RELATED PARTY TRANSACTIONS |
3 Months Ended |
|---|---|
Mar. 31, 2026 | |
| Related Party Transactions [Abstract] | |
| RELATED PARTY TRANSACTIONS | RELATED PARTY TRANSACTIONS Transactions with affiliates of the Company
On October 30, 2024, the Company entered into the second amended and restated Investor Rights Agreement (the “Investor Rights Agreement”) with Cerberus Telecom Acquisition Corp. (“CTAC”), Searchlight (as defined above), Abry Partners, LLC (“Abry”) such that, among other terms, the Company shall take all necessary action, to cause the Board of the Company to be composed of up to 10 directors consisting of:
•up to two directors designated by CTAC, provided CTAC and its affiliates continue to own greater than 5% of the total shares of common stock of the Company;
•up to two directors designated by Abry, provided Abry and its affiliates continue to own greater than 5% of the total shares of common stock of the Company;
•up to two directors designated by Searchlight, provided Searchlight and its affiliates continue to own greater than 7,866,666 shares of common stock of the Company;
•up to three independent directors; and
•the CEO of the Company.
As a result of the ownership and the investor rights agreement, each of CTAC, Searchlight and Abry are considered affiliates of the Company.
Searchlight
Searchlight is the current sole owner of the Series A-1 Preferred Stock and also a holder of the Penny Warrants, (which if exercised, would allow Searchlight to obtain in excess of 10% of the Company’s outstanding common stock) as of March 31, 2026 and December 31, 2025, respectively.
Dividends on the Series A-1 Preferred Stock shall be payable in cash only if, as and when declared by the Board, and, if not declared by the Board, the amount of dividends shall be accrued and is compounded quarterly.

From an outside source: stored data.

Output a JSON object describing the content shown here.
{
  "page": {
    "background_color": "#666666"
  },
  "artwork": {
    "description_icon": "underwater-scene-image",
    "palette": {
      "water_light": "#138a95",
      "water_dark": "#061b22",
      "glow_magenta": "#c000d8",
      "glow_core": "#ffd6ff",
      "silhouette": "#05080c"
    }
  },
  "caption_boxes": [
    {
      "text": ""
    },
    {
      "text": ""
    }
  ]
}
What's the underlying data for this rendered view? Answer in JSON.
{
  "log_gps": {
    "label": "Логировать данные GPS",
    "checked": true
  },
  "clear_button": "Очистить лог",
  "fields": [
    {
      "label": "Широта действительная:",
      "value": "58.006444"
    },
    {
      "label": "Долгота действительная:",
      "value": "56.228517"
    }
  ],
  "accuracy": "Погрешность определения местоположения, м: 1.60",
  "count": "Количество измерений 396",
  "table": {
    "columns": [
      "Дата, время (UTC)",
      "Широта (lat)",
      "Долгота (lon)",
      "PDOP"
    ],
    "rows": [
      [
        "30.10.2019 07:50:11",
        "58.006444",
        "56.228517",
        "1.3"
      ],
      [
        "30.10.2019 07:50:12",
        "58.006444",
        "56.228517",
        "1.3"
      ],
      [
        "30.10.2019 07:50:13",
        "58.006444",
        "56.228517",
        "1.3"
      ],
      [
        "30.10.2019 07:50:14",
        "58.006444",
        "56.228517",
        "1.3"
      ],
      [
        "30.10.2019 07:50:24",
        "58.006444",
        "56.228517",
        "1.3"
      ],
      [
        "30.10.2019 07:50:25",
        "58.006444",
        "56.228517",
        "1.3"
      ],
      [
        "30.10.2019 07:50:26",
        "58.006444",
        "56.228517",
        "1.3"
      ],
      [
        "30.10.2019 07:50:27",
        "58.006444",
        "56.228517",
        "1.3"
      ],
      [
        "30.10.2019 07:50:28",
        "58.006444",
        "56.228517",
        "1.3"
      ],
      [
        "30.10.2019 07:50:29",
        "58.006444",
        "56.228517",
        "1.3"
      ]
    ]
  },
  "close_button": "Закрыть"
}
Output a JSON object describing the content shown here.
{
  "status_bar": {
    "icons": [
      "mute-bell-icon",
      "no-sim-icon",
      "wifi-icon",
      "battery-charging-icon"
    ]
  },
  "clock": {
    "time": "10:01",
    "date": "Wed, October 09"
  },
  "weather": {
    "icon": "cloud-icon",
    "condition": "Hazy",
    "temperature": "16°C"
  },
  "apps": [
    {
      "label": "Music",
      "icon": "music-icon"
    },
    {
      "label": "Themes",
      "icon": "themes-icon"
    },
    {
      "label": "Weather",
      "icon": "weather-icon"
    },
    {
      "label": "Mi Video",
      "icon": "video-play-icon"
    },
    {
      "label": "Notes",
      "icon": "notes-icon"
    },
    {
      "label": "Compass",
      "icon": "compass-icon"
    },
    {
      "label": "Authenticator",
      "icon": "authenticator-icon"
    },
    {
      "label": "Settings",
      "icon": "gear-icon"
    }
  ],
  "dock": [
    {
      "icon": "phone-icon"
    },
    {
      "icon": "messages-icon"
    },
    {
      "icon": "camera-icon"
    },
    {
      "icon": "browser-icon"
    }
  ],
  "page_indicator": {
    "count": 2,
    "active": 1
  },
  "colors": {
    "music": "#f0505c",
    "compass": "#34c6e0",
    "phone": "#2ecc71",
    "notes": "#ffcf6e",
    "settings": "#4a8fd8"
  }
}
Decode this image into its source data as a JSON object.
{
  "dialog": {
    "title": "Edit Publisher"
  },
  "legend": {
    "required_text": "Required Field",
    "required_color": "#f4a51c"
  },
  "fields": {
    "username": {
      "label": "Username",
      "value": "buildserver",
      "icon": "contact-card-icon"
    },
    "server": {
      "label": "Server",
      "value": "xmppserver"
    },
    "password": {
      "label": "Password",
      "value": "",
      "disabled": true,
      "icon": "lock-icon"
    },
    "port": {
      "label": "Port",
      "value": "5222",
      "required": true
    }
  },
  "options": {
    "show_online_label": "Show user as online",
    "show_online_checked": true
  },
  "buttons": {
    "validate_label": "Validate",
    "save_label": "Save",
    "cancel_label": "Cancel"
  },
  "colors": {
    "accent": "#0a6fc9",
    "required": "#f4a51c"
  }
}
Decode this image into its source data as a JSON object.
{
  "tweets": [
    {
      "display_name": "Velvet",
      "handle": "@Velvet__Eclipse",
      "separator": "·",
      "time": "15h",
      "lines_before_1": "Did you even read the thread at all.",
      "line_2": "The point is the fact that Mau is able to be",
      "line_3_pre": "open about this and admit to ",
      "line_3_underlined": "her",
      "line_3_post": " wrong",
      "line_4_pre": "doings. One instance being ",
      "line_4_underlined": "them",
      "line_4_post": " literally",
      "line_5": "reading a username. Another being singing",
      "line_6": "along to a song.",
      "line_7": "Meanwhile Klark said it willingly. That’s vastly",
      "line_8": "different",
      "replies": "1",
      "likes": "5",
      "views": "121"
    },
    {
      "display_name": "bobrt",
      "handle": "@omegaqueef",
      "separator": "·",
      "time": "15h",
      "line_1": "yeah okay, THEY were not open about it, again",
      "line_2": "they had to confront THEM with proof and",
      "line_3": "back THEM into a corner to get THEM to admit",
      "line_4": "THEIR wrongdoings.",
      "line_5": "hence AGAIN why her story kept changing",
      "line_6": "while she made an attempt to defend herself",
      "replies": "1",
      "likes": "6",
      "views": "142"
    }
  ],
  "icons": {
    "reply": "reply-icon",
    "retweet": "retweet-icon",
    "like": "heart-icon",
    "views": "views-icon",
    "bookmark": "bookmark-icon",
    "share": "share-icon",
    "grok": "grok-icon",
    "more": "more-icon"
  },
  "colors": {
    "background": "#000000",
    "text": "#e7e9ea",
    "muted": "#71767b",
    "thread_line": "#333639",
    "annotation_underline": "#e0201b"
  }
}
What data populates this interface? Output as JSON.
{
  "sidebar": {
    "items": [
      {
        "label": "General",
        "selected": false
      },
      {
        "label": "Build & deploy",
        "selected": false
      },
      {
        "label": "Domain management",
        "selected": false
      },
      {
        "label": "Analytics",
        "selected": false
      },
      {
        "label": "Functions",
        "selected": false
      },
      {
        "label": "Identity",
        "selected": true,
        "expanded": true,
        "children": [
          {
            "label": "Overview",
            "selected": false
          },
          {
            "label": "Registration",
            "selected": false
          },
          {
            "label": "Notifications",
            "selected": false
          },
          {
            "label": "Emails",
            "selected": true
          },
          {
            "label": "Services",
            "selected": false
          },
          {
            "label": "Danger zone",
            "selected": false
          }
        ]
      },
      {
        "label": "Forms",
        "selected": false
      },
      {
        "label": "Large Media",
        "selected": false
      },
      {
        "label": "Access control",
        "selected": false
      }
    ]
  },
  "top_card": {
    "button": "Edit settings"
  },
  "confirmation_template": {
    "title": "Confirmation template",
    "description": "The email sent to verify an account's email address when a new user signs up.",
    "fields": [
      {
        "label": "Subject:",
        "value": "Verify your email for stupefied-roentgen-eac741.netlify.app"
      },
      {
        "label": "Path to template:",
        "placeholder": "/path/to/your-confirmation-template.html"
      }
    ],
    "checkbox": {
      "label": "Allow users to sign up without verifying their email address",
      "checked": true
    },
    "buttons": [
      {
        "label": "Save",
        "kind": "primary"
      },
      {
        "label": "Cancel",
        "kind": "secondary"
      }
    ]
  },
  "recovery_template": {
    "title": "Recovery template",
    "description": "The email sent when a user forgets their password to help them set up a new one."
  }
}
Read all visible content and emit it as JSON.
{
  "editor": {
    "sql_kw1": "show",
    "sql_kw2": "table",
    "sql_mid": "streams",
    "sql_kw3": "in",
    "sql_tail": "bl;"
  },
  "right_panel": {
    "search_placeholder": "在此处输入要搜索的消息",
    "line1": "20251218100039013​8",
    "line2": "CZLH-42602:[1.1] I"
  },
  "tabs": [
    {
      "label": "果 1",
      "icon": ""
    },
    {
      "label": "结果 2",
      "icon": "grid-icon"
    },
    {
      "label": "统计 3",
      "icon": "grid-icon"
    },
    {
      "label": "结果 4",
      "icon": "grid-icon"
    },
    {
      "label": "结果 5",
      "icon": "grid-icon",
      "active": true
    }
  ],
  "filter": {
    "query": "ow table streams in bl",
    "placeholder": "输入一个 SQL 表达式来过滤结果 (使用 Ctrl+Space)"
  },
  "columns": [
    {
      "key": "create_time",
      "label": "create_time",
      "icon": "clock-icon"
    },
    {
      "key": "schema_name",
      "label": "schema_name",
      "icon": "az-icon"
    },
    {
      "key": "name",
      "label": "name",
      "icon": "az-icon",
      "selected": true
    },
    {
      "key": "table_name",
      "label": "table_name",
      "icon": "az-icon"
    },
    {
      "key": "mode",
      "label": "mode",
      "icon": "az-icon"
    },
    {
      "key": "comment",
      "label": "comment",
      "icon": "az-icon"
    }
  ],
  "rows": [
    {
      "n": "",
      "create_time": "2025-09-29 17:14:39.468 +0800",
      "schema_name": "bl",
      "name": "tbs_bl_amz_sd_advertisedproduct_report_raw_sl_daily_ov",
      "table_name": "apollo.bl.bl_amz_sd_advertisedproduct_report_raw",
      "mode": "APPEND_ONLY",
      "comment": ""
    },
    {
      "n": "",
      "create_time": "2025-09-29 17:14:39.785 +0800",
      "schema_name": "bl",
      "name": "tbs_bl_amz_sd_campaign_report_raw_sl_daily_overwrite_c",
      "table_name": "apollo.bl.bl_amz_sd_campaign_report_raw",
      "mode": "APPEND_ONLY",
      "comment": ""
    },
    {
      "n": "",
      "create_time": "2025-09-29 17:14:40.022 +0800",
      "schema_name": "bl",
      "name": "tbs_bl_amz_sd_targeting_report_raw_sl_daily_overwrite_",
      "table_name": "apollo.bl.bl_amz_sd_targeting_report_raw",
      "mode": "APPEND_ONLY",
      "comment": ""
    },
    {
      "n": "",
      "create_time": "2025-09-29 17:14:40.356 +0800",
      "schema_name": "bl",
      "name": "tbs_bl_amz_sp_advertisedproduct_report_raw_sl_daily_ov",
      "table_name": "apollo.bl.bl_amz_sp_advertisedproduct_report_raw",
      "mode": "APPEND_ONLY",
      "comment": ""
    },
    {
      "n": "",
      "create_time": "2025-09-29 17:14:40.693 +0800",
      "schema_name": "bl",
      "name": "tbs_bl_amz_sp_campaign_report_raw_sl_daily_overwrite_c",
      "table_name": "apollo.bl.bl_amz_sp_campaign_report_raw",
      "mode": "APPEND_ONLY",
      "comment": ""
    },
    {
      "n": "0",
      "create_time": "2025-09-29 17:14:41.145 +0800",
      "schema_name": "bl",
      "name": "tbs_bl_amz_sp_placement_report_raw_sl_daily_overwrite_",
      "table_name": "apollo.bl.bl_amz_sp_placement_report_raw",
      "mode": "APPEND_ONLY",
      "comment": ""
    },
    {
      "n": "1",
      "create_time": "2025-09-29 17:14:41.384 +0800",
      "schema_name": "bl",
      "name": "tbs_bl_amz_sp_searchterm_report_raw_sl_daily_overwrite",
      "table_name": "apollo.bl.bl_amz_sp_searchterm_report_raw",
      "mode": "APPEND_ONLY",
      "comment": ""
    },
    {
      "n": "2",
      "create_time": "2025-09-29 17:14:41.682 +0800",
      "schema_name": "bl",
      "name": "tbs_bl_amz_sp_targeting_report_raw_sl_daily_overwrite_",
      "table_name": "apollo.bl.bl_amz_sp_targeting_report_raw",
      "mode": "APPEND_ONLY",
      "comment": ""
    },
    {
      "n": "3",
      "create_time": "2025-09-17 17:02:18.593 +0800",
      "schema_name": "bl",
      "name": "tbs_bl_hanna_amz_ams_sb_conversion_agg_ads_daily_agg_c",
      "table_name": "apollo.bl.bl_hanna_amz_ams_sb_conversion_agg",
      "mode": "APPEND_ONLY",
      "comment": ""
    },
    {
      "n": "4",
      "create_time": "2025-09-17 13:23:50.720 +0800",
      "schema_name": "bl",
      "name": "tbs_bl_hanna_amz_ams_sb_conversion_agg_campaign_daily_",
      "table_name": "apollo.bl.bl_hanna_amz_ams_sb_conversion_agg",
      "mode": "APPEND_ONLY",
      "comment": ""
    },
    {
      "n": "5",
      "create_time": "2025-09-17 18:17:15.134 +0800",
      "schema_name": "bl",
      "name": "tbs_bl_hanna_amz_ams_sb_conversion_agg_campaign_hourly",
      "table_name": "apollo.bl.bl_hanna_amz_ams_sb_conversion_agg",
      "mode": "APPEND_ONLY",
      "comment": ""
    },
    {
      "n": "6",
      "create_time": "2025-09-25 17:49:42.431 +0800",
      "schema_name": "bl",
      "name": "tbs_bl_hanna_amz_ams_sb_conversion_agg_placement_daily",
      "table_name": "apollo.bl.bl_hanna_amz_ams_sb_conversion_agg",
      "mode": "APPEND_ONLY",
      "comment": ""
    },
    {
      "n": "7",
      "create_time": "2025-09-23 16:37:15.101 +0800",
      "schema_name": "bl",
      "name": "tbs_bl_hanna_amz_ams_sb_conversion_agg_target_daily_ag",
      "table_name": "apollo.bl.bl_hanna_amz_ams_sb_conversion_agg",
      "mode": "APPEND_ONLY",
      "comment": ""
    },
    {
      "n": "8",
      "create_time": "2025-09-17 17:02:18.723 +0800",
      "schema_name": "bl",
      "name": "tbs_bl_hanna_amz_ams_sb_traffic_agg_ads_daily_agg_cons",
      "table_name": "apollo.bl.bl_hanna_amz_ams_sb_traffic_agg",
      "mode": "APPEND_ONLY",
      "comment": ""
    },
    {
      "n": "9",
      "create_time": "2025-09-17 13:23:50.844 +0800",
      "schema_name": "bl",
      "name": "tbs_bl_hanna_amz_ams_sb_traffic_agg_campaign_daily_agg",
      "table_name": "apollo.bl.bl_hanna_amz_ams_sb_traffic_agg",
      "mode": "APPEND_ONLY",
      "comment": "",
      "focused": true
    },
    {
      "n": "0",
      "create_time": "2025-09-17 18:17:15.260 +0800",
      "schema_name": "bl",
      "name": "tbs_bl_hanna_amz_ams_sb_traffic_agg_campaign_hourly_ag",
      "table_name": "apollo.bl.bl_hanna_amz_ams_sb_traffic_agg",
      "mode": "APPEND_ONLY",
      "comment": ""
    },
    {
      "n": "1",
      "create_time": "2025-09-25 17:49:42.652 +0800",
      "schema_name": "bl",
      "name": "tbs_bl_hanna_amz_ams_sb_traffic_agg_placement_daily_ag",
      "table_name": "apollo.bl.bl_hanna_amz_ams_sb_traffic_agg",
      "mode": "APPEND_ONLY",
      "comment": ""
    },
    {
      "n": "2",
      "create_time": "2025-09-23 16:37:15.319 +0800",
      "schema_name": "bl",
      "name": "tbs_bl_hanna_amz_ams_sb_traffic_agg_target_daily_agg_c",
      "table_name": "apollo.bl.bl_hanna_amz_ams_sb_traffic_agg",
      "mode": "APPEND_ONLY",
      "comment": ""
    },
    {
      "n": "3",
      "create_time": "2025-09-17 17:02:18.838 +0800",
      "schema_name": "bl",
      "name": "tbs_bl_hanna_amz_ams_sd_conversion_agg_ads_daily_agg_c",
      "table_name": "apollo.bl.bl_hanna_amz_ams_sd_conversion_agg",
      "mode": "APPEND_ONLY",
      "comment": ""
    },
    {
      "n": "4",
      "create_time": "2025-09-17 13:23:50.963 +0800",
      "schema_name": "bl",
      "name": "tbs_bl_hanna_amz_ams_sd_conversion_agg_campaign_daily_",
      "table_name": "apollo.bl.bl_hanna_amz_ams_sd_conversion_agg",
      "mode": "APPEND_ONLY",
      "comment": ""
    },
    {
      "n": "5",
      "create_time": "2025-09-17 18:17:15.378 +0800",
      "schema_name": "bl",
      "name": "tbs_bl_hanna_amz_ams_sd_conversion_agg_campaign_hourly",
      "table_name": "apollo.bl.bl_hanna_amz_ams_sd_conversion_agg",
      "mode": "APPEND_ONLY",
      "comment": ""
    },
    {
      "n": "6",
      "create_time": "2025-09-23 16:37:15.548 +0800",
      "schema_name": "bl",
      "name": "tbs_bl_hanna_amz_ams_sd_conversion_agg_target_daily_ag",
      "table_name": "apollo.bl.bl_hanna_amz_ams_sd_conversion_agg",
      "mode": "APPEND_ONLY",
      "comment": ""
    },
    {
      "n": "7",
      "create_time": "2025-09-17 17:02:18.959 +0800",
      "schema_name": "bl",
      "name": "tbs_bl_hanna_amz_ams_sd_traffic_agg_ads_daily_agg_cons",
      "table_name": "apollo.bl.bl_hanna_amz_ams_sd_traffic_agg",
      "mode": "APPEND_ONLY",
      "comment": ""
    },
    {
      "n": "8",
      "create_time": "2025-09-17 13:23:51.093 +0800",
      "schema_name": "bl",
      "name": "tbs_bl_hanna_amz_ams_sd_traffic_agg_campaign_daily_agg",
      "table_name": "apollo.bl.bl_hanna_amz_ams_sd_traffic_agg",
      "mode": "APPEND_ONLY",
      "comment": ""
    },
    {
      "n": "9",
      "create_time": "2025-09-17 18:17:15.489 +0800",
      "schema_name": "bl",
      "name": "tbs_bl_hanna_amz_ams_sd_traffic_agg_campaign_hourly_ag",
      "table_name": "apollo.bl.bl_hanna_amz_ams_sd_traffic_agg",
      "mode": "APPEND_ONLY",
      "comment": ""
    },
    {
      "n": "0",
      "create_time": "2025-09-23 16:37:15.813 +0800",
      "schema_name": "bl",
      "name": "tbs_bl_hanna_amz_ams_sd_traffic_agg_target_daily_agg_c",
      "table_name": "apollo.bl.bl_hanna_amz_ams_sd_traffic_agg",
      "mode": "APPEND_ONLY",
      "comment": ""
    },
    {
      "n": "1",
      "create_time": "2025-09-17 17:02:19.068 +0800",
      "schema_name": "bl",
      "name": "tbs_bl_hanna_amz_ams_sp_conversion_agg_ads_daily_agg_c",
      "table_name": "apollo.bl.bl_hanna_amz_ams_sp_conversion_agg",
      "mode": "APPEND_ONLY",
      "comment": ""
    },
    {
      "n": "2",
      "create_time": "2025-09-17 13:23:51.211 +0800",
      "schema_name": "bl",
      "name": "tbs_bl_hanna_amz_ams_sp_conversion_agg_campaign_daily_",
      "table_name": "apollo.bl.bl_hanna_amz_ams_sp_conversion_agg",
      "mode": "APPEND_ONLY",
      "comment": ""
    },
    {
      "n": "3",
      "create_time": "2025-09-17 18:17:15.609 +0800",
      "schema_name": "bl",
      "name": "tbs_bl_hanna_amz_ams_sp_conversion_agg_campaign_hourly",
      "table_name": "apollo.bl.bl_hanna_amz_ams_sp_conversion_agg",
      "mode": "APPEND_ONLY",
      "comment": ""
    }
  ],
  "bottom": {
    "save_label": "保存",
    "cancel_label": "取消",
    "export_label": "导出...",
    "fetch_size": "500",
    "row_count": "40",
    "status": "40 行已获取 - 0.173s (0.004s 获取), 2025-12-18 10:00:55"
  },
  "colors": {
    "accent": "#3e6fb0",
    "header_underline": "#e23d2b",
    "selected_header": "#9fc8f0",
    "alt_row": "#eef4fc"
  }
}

The amount of accrued and unpaid dividends as of March 31, 2026 and December 31, 2025 was $54.3 million and $47.9 million, respectively.
On February 26, 2026 the Company entered into an Agreement and Plan of Merger (the “Merger Agreement”) with KONA Parent, L.P., a Delaware limited partnership (“KONA Parent”), and KONA Merger Sub Co., a Delaware corporation and a wholly owned subsidiary of KONA Parent (“KONA Merger Sub”), pursuant to which, subject to the terms and conditions thereof, KONA Merger Sub will merge with and into the Company (the “Merger”), with the Company continuing as the surviving corporation and a wholly owned subsidiary of KONA Parent. In connection therewith, each share of Company common stock (other than (i) shares held by KONA Parent or KONA Merger Sub, including shares contributed to KONA Parent pursuant to certain rollover agreements that are being entered into in connection with the Merger, (ii) shares held by the Company as treasury stock and (iii) shares held by stockholders who have properly exercised and perfected appraisal rights under Delaware law) will be converted into the right to receive cash in the amount of $9.25 per share.
Concurrently with the signing of the Merger Agreement, the Company entered into a Voting, Support and Rollover Agreement with Searchlight, pursuant to which, among other things, Searchlight agreed to vote (or cause to be voted) all of the shares of Company common stock and Series A-1 Preferred Stock of the Company held by Searchlight in favor of the adoption of the Merger Agreement and approval of the Merger and the other transactions contemplated by the Merger Agreement.
CTAC
CTAC was the initial private equity sponsor of the Company. CTAC owned an excess of 5% of the Company’s outstanding common stock as of March 31, 2026 and December 31, 2025, respectively. In addition, affiliates of CTAC own the Private Placement Warrants.
Concurrently with the signing of the Merger Agreement, the Company entered into a Voting and Support Agreement with Cerberus Telecom Acquisition Holdings, LLC (“Cerberus”), pursuant to which, among other things, Cerberus agreed to vote (or cause to be voted) all of the shares of Company common stock held by it in favor of the adoption of the Merger Agreement and approval of the Merger and the other transactions contemplated by the Merger Agreement.
Abry
Abry owned in excess of 10% of the Company’s outstanding common stock as at March 31, 2026 and December 31, 2025, respectively.
Concurrently with the signing of the Merger Agreement, the Company entered into a Voting and Support Agreements with Abry and Voting, Support and Rollover Agreements with Abry, pursuant to which, among other things, Abry agreed to vote (or cause to be voted) all of the shares of Company common stock held by Abry in favor of the adoption of the Merger Agreement and approval of the Merger and the other transactions contemplated by the Merger Agreement.